Aleksandr Sorokin ran more than 319 km in 24 hours, breaking the world record previously set by himself.

Sorokin won the IAU 24-Hour European Championships 2022, held in Verona, Italy September 17-18, with a time of 319,614 km in 24 hours, equivalent to 4 minutes 30 seconds per km. This Lithuanian ultra marathoner has broken the world record of 309.4 km set by himself last year.

“I’m very tired, however, I am much happier. Many thanks for the support from everyone, I can really feel it,” Sorokin wrote on the account. Instagram individual.






Sorokin on the Verona run on September 18-19. Image: Instagram / ultrarunner_aleksandr_sorokin

Before Sorokin entered the record books, the previous best achievement of 303,506 km belonged to the runner Yiannis Kouros, of Greece, in 1997.

This year’s IAU 24-Hour European Championships women’s first place is Patrycja Bereznowska from Poland with a total distance of 256.25 km. The IAU 24-Hour European Championships is a running event organized by the International Association of Ultra Long Runners (IAU), the first time was in 1992. Runners will compete for 24 hours, usually on a small loop. , with the goal of running as long as possible.

To prepare for the race, Sorokin trained in the highlands near Iten, Kenya, accumulating 378 km in a week, including 70 km running at 4 minutes/km.





Sorokin's world record exam tracklog.

Sorokin’s world record exam tracklog.

Sorokin was a kayaker in his youth, but gave up the sport at the age of 25 after suffering a shoulder injury. He worked a normal job, smoked, drank and gained weight before deciding to change his lifestyle and join running at the age of 31.

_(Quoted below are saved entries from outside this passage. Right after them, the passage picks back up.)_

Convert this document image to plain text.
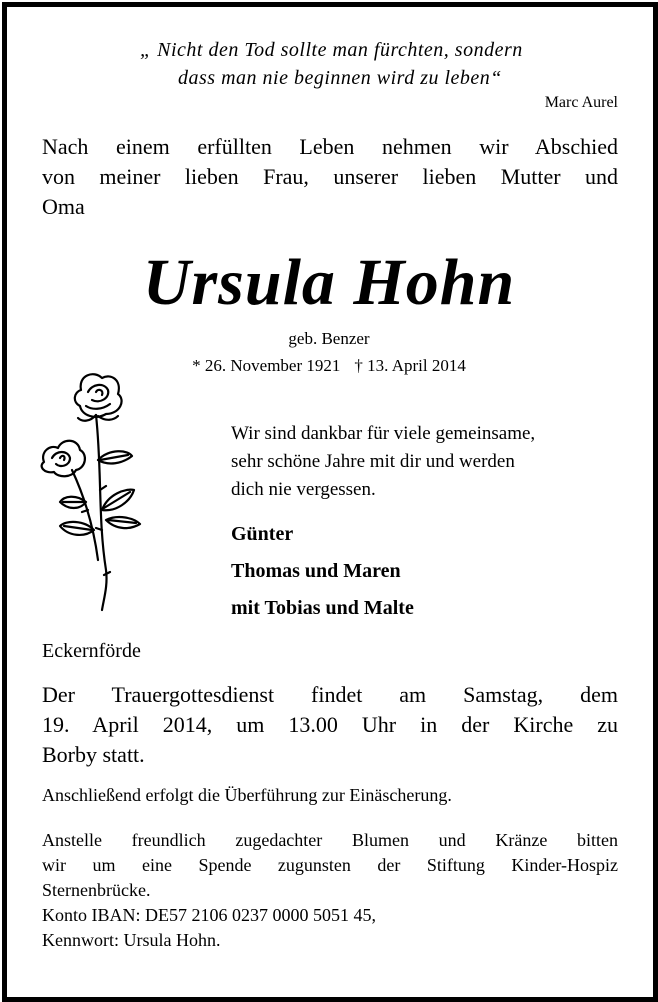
„ Nicht den Tod sollte man fürchten, sondern
dass man nie beginnen wird zu leben“
Marc Aurel
Nach einem erfüllten Leben nehmen wir Abschied
von meiner lieben Frau, unserer lieben Mutter und
Oma
Ursula Hohn
geb. Benzer
* 26. November 1921 † 13. April 2014
Wir sind dankbar für viele gemeinsame,
sehr schöne Jahre mit dir und werden
dich nie vergessen.
Günter
Thomas und Maren
mit Tobias und Malte
Eckernförde
Der Trauergottesdienst findet am Samstag, dem
19. April 2014, um 13.00 Uhr in der Kirche zu
Borby statt.
Anschließend erfolgt die Überführung zur Einäscherung.
Anstelle freundlich zugedachter Blumen und Kränze bitten
wir um eine Spende zugunsten der Stiftung Kinder-Hospiz
Sternenbrücke.
Konto IBAN: DE57 2106 0237 0000 5051 45,
Kennwort: Ursula Hohn.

“I started running to get in shape when my weight hit the threshold of 100 kg. At that time I didn’t play any sports, just drank alcohol and smoked a lot,” Sorokin told me. Running Magazine. “With running, you can do more than you think.”

Sorokin also holds many other world records, among them are 100 km (6 hours 5 minutes 41 seconds), 100 miles (161 km in 10 hours 51 minutes 39 seconds) and longest run in 12 hours (177,414) kilometer). But despite having a “terrible” record, Sorokin still cannot escape one thing. That is pain.

“There’s only one word to describe the final hours of the race: torture. Time seems to go slower, the loops seem longer,” replied Sorokin. New York Times. after setting a record on September 19.